In this study, hepatitis B virus is the main cause of hepatic cirrhosis (87.5%) followed by chronic alcoholism (21.59%). That predominance of post hepatitis B cirrhosis has been pointed out by Topdagi et al. who reported hepatitis B as the major cause of hepatic cirrhosis in the developing countries  . Post hepatitis cirrhosis are the most represented (54.5%) followed by alcoholic cirrhosis (32.5%) according to Ouavene et al.  . In his study conducted in Turkey, 52% of hepatic cirrhosis were due to hepatitis B virus; Alcohol were found in 2% of cases. The low proportion of alcoholic cirrhosis could be explained by the low alcohol consumption in Muslim countries like Turkey. In Tunisia, viral causes (75%) and mostly hepatitis C virus (62.5%) have been reported as the main causes of hepatic cirrhosis. In developed countries, it’s rather alcohol and hepatitis C virus the main causes of hepatic cirrhosis  . In Germany, alcohol is responsible of hepatic cirrhosis for 52% followed by hepatitis C virus (28%) and hepatitis B virus (14%)  . Hepatic cirrhosis inescapably progresses to the complications  . In this study, many complications have been identified. Among these, ascites was observed in 78.40%, hepatocellular carcinoma 51.20%, jaundice 52%, and infections 40.8%.Similar results have been reported by many authors. Bouglouga et al.  have reported some complications like ascites, hepatocellular carcinoma and hepatic encephalopathy in respectively 60%, 26.3% and 7.5% of cases. Among the complications reported by Topdagi et al., there is an ascites predominance (83%) followed by digestive hemorrhage (56%), Peritonitis (42%), hepatic encephalopathy (26%)  . Xie et al.  and Bruno et al.  have reported an ascites predominance in respectively 60% and 76.65% of cases.
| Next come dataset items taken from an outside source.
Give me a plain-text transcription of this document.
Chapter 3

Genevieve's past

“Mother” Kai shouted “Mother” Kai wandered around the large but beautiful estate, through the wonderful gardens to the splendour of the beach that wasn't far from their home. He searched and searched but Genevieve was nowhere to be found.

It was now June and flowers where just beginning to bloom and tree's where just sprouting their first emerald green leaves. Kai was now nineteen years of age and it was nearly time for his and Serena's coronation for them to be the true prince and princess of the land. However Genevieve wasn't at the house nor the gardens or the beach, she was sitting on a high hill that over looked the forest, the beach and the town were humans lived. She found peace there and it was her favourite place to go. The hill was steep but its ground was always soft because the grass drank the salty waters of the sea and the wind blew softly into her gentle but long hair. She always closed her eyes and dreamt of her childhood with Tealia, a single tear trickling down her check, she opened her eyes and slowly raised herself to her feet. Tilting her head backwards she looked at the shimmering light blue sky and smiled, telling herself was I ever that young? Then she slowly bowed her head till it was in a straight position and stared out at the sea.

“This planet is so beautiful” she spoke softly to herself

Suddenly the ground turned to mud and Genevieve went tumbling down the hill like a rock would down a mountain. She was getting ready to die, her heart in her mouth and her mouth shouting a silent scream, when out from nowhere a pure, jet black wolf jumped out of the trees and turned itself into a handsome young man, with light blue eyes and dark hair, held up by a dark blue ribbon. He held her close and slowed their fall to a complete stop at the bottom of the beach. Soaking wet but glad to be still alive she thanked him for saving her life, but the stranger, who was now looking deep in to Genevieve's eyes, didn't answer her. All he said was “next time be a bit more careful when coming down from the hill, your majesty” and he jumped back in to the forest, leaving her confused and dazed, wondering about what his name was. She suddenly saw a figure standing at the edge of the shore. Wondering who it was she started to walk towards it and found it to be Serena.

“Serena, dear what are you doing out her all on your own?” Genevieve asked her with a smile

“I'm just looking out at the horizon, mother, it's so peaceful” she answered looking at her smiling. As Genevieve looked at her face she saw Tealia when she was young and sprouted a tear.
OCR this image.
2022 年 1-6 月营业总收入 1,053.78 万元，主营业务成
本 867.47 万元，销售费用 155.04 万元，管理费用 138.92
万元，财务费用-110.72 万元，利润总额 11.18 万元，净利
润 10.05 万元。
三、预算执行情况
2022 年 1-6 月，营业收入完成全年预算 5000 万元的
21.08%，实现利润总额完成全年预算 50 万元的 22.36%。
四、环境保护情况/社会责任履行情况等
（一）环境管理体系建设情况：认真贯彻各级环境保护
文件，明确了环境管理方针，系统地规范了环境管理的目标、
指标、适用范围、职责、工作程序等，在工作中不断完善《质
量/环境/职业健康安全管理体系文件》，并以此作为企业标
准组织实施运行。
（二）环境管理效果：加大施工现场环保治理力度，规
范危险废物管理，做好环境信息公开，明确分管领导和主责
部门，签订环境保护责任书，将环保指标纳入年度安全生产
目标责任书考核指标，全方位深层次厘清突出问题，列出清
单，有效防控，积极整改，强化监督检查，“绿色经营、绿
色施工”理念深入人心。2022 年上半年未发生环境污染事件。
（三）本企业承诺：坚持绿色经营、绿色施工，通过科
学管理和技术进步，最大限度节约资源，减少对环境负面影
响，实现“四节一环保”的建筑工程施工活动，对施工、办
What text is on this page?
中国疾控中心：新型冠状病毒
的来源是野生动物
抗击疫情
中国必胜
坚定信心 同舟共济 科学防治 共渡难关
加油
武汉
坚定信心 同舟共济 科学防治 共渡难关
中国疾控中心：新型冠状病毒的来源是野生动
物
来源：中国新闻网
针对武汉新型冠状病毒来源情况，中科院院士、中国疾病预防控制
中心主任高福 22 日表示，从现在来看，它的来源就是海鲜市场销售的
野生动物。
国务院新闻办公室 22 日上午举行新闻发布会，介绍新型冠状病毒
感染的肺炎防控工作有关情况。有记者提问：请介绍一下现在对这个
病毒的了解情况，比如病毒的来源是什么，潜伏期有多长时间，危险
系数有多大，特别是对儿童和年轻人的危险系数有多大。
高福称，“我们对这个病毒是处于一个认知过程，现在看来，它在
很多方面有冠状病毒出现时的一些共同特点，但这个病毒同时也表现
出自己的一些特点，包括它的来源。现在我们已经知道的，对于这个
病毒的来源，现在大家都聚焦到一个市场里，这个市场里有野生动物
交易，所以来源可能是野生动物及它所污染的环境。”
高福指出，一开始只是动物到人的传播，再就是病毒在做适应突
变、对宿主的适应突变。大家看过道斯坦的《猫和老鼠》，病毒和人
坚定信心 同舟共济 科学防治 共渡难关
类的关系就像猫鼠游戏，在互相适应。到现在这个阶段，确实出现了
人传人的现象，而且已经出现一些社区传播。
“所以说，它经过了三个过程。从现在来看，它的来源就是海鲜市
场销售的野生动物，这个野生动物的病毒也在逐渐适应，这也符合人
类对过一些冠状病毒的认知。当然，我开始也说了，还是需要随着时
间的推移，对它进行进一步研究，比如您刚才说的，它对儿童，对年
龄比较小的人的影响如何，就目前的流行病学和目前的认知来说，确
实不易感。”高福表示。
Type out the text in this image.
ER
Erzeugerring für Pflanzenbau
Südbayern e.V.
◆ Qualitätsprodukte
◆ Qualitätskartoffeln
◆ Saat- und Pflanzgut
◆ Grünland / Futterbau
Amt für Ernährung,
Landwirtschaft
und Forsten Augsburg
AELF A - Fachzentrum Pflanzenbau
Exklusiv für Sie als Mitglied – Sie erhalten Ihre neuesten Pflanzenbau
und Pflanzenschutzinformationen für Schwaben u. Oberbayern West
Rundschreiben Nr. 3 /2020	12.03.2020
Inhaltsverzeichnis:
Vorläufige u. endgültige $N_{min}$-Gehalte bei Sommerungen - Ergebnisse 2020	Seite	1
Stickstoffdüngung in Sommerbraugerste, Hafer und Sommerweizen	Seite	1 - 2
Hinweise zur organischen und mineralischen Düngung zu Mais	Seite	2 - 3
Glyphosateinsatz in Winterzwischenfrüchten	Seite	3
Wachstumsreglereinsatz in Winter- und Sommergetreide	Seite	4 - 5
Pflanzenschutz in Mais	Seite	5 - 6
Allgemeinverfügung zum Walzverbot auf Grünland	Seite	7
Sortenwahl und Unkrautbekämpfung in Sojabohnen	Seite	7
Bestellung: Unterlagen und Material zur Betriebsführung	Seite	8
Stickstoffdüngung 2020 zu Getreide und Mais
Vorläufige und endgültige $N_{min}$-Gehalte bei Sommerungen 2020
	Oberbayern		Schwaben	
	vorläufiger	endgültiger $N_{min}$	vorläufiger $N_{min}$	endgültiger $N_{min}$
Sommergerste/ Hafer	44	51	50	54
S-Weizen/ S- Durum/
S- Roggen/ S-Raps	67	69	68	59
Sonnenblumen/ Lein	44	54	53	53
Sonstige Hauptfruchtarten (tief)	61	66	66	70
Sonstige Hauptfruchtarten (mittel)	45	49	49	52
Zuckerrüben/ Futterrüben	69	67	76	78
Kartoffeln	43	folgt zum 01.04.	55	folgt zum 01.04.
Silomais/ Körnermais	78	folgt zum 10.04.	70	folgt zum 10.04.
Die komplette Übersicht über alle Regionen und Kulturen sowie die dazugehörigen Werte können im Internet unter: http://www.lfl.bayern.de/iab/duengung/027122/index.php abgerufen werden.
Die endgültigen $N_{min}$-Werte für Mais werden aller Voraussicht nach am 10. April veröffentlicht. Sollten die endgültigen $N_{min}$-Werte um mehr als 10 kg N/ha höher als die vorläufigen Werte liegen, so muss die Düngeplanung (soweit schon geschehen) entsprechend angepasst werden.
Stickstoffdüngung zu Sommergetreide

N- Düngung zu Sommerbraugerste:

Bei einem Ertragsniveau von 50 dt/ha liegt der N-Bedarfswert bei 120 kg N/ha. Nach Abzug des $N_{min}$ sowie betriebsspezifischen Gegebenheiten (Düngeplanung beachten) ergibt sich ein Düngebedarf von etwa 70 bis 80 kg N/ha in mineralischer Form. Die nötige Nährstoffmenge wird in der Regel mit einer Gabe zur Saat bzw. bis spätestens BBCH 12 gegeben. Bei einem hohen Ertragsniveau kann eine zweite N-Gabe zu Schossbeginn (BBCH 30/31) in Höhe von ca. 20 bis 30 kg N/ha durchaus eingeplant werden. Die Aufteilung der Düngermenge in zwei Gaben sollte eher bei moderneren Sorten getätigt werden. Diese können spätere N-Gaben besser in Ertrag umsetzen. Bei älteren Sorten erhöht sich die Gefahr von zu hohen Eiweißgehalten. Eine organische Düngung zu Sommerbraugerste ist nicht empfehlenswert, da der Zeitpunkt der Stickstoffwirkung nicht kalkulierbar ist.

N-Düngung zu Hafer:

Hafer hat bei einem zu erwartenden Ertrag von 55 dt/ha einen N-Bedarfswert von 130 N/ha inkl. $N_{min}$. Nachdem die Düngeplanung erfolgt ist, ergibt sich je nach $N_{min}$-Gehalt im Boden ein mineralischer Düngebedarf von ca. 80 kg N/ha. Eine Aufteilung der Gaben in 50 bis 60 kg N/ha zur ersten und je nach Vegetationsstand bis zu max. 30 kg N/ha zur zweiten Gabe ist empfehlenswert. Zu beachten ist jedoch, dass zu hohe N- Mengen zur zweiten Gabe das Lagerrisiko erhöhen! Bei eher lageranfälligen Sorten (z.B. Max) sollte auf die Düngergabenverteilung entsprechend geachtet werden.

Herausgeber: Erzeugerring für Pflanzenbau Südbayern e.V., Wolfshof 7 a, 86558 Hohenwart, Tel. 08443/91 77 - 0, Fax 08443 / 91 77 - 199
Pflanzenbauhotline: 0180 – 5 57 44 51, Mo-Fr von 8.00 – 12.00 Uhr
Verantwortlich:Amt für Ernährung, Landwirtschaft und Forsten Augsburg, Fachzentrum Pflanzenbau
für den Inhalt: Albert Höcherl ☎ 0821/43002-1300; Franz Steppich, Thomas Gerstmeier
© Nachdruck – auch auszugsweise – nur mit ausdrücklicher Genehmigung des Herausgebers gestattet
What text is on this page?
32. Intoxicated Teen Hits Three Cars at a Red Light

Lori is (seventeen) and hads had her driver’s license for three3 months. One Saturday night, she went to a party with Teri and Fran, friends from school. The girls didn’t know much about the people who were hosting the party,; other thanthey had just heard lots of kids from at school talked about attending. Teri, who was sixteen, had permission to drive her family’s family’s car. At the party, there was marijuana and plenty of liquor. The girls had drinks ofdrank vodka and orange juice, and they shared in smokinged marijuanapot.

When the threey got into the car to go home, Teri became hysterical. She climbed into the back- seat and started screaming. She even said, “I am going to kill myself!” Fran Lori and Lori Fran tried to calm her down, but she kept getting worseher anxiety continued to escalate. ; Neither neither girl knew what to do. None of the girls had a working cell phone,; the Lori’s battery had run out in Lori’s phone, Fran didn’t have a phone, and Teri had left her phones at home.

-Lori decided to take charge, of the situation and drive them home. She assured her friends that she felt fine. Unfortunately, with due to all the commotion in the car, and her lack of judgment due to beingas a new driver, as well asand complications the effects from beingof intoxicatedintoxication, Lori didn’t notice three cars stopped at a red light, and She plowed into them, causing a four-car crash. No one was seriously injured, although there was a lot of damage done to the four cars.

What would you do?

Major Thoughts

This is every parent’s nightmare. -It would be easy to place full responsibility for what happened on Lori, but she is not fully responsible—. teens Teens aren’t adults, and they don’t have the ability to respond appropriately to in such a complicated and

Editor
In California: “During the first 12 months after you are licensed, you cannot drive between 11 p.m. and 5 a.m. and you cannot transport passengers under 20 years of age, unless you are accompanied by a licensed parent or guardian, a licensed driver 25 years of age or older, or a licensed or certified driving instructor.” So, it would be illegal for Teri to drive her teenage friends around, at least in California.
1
Esophageal varices have been observed in 60% of cases and ascites in 49 % according to Kittner et al.  .
This study has limits cause of limit number of patients and the type of study. Another study on a grand scale and cross sectional study would be necessary.
Hepatic cirrhosis is a growing pathology. Hepatitis B virus is the main cause of hepatic cirrhosis followed by chronic alcoholism. Vaccination against hepatitis B virus and a decrease in alcoholic consumption are necessary in order to reduce the incidence of hepatic cirrhosis. That vaccination against hepatitis B virus is necessary from childhood especially in our developing countries.